The general bottom-rung population of this country—the voting corps—is depressed, disappointed, dejected, frustrated, and pessimistic.
We, the people who voted for the Blue Alliance, feel short-changed. Tinabetsa voti. We feel that the great promises you made during the presidential election campaign will not—and some say will never—materialise. Our enemies now feel vindicated. They say we were promised the moon, the stars, and the hot sun, and they are already laughing at us.
Your Excellency, most of us on the bottom rung were happy to hear you promise a Malawi where all would be treated equally and have equal access to opportunities. But the truth on the ground is that some of us have had no opportunity at all—no matter how much you silence those who say so.
Graduate children from the bottom rung have been unable to find employment—not even internship placements in the public service. How do children from the bottom rung miss every shortlist, even for police officer recruitment?

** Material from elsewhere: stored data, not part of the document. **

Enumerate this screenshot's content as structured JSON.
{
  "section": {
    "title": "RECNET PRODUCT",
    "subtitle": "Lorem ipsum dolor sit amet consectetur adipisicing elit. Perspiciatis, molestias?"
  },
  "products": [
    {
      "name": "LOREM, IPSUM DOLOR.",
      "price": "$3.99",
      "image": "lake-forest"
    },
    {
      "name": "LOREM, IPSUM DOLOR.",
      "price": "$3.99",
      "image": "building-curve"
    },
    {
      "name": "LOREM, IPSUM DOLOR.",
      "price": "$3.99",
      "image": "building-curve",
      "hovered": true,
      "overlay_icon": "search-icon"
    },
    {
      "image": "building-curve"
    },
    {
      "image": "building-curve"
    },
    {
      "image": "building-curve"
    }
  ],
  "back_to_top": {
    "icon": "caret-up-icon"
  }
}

Why are the children of those on the topmost rung found on every list?
Even trained teachers and nurses have been languishing hopelessly at home. Yet we all know that Malawi’s public health sector alone has over a 52 percent vacancy rate. Almost 40 percent of positions in local councils remain unfilled. Malawi has vacancies. Why, then, are people not being employed? Are these not part of the one million jobs Your Excellency promised?
All we have heard and seen are public lectures on how to become entrepreneurs and job creators. We are told to change our attitudes and mindsets, to be more hopeful and creative and less cynical. We wonder why the public lecturers themselves do not create the jobs and become entrepreneurs.
At present, township roads in Blantyre, Lilongwe, and Mzuzu look like we have just emerged from the Gaza war. Where does the money go?
Your Excellency, when you visit Blantyre, please walk—unannounced—from Sanjika Palace down to Chilomoni Market, M’bwelera, Gadaga, Chatha, and other such places, and see for yourself the sombre faces of your people.